Görünüşte Mısır’ın Tiran Boğazı’nı kapatması yüzünden patlak veren 1967’deki Arap-İsrail Savaşı, İsrail’in bölgedeki varlığını yıldırma politikasıyla kabul ettirme yönündeki çabalarının bir uzantısıydı. Savaş, İsrail’in meşruluğunu tanımlayan Arap devletleri açısından ise amacına ulaşmayan 1948-49 Savaşı’nın bir devamı niteliğini taşıyordu. Gazze Şeridi, Golan Tepeleri, Batı Şeria, Sine Yarımadası ve Doğu Kudüs’ün İsrail işgali altına girmesiyle sonuçlanan savaşın ardından Filistin Kurtuluş Örgütü’nün İsrail’e yönelik gerilla saldırıları yoğunlaşmaya başladı. Ürdün’le FKÖ yönetimi arasında çıkan anlaşmazlıklar nedeniyle örgüt etkinliklerinin ağırlığını Lübnan’a karşı birçok kez saldırılarla girişti.

1973’teki Arap-İsrail Savaşı, Mısır ve Suriye’nin iki cepheden İsrail’e saldırmasıyla 6 Ekim 1973’te başladı. Mısır’la savaş iki buçuk hafta sürdü. Suriye’yle ateşkes ise Mayıs 1974’te sağlandı. Savaştan sonra İsrail ile tek başına barış görüşmelerine oturan Mısır, ABD başkanı Jimmy Carter’ın doğrudan müdahalesiyle gerçekleşen Camp David görüşmelerinin ardından Mart 1979’da İsrail’le barış imzaladı. Anlaşmayla Mısır İsrail’i resmen tanımayı ve bu ülkeyle ticari ilişkiler kurmayı, İsrail ise Sina’dan çekilmeyi kabul etti. (Nisan 1982)
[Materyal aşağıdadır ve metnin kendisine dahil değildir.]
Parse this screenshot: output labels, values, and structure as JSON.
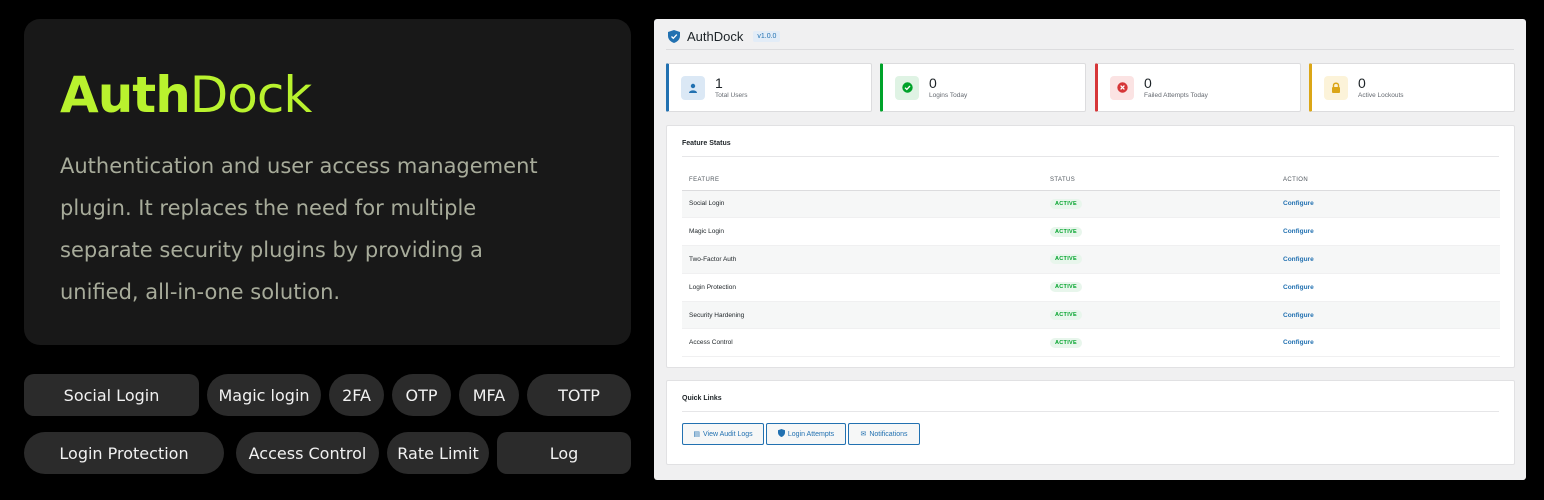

Batı Şeria ve Gazze’de yaşayan Filistinlilere özerklik verilmesi konusunda kesin olmayan güvenceler de içeren antlaşmaya, başta Suriye ve Ürdün olmak üzere Arap ülkelerinin çoğu ve FKÖ sert bir biçimde karşı çıktı. Antlaşmaya karşın işgal altındaki topraklarda yeni yerleşmeler kurmayı sürdüren İsrail. Batı Şeria’da görev yapan Arap belediye başkanlarını görevden alma, Doğu Kudüs dahil bütün Kudüs’ü İsrail başkenti ilan etme, Irak’taki bir nükleer santralı bombalama ve Golan Tepeleri’ni ilhak etme gibi uygulamalarıyla barışçı bir gelişmeyi sürekli engelledi.